Mir hat besonders gut die ausführliche Begriffsklärung im ersten großen Abschnitt des Buchs gefallen. Unter der Überschrift "Grenze als Grundkategorie” zeigt der Autor die enorme Dimension des Themas auf. Sein wissenschaftlicher Anspruch führt Alexander Demandt im Zuge seiner Schilderungen während der weiteren Kapitel auch zuweilen in eher abgelegene Aspekte und Themenbereich. Aber als erfahrener Buchautor versteht er es doch immer wieder sehr gut, die Leserinnen und Leser zurück zum roten Faden zu führen.
“Die gewaltigste Grenzbefestigung und das größte Bauwerk der Menschheit überhaupt ist die Chinesische Mauer. Sie sollte das Kulturland gegen die Tataren schützen, so wie der Limes das Römische Imperium gegen die Germanen.”

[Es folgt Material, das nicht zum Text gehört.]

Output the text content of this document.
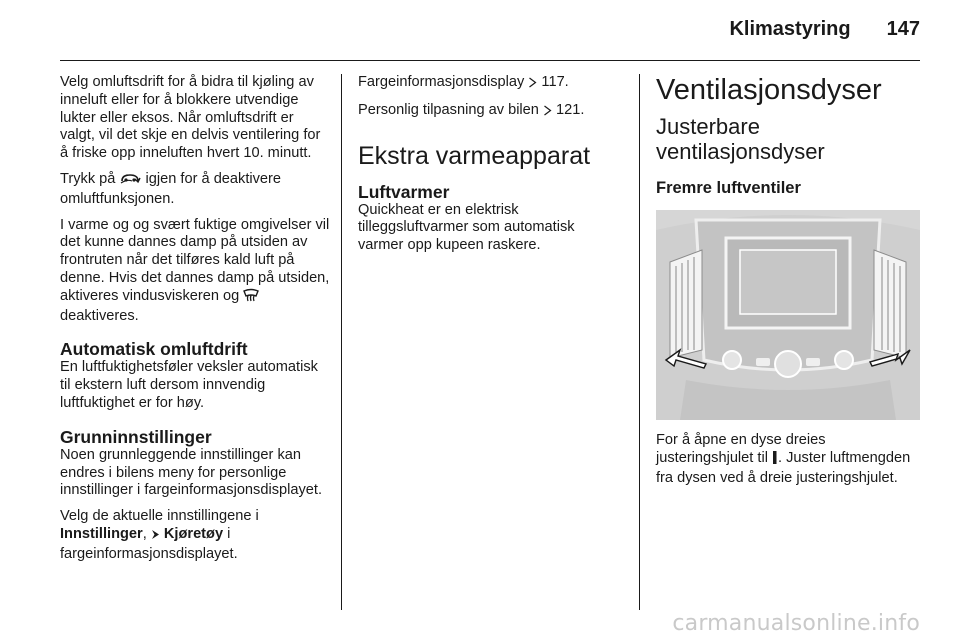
Klimastyring 147

Velg omluftsdrift for å bidra til kjøling av inneluft eller for å blokkere utvendige lukter eller eksos. Når omluftsdrift er valgt, vil det skje en delvis ventilering for å friske opp inneluften hvert 10. minutt.

Trykk på igjen for å deaktivere omluftfunksjonen.

I varme og og svært fuktige omgivelser vil det kunne dannes damp på utsiden av frontruten når det tilføres kald luft på denne. Hvis det dannes damp på utsiden, aktiveres vindusviskeren og  deaktiveres.

Automatisk omluftdrift

En luftfuktighetsføler veksler automatisk til ekstern luft dersom innvendig luftfuktighet er for høy.

Grunninnstillinger

Noen grunnleggende innstillinger kan endres i bilens meny for personlige innstillinger i fargeinformasjonsdisplayet.

Velg de aktuelle innstillingene i Innstillinger,  Kjøretøy i fargeinformasjonsdisplayet.

Fargeinformasjonsdisplay 117.

Personlig tilpasning av bilen 121.

Ekstra varmeapparat
Luftvarmer

Quickheat er en elektrisk tilleggsluftvarmer som automatisk varmer opp kupeen raskere.

Ventilasjonsdyser
Justerbare ventilasjonsdyser
Fremre luftventiler

For å åpne en dyse dreies justeringshjulet til . Juster luftmengden fra dysen ved å dreie justeringshjulet.

carmanualsonline.info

Nach der Einführung beginnt Demandt mit dem alten Orient, diesen Abschnitt schließt China ab. Es folgen die Griechen, Rom, Germanen und Mittelalter. Die Neuzeit, und Kriegs- und Nachkriegszeit schließen das Thema ab, bevor der Autor sein Fazit präsentiert.
Natürliche Grenzen und erste Markierungen durch Menschen
Alexander Demandt erläutert ausführlich, dass Flüsse, Meere und Gewässer überhaupt natürliche Grenzen gebildet haben und es noch heute tun - das kennen wir alle. Aber wann fing es damit an, sein Territorium mit Steinen zu markieren? Das Kapitel zum alten Orient beginnt mit der in der Bibel geschilderten jüdischen Landnahme durch das Überqueren des Jordan - also eines Flusses.
Es blieb im Verlaufe der Geschichte nicht bei Steinhaufen, sondern es wurden Zäune und Mauern gebaut, die nicht immer so gewaltig waren wie der römische Limes oder die Chinesische Mauer. Es gab Wachtürme auf Bergpässen, schier unüberwindliche Grenzen mit Selbstschuss-Anlagen wie zwischen Bundesrepublik und der DDR, oder wie jetzt zwischen den beiden koreanischen Staaten.
“Die Grenzen der mittelalterlichen Reiche unterlagen raschen Veränderungen. Das beruht darauf, dass die politische Gliederung der Territorien nicht Sache des dauerhaft sesshaften Volkes, sondern Angelegenheit der rasch wechselnden Herrscher war.”
Grenzen wurden in aller Regel durch Gewalt verändert, und behielten durch Gewöhnung ihre Form - bis sie möglicherweise erneut verändert wurden. Alexander Demandt erzählt die Geschichte der Grenzen in leichtem Plauderton, trotz der durchaus populären Sprache genügt sein Werk wissenschaftlichen Ansprüchen. Anmerkungen, Karten, Register, Literaturliste - das kann der Leser oder die Leserin nach eigenem Gusto nutzen, oder sich einfach dem Lesevergnügen widmen. Und wenn dann doch wissenschaftliche Termini auftauchen, erschließen sie sich in aller Regel aus dem Kontext, machen die Lektüre aber schon anspruchsvoll.
An anderer Stelle lernt der Leser etwas über Begriffe, die ihm bislang möglicherweise nicht so vertraut waren. So weist “Mark” bei einer Landschaftsbezeichnung darauf hin, dass es sich hier um Grenzbereiche handelt, oder einst gehandelt hat, wenn das jeweilige Land expandierte und die Mark ins Inland rückte. Das Beispiel zeigt, “Grenzen” ist ein umfassendes Geschichtsbuch - mit einem sehr speziellen Blickwinkel.
Fazit
“Grenzen” ist nach meiner Überzeugung ein überaus lesenswertes Buch, für historisch interessierte Leserinnen und Leser in meinen Augen sogar eine echte Pflichtlektüre. Das in vielerlei Hinsicht faszinierende Thema der Grenzen nimmt Alexander Demandt als Aufhänger für einen “Parforceritt” durch die Geschichte der Menschheit. Spannend zu lesen, anschaulich erklärt und zum Nachdenken anregend zugleich.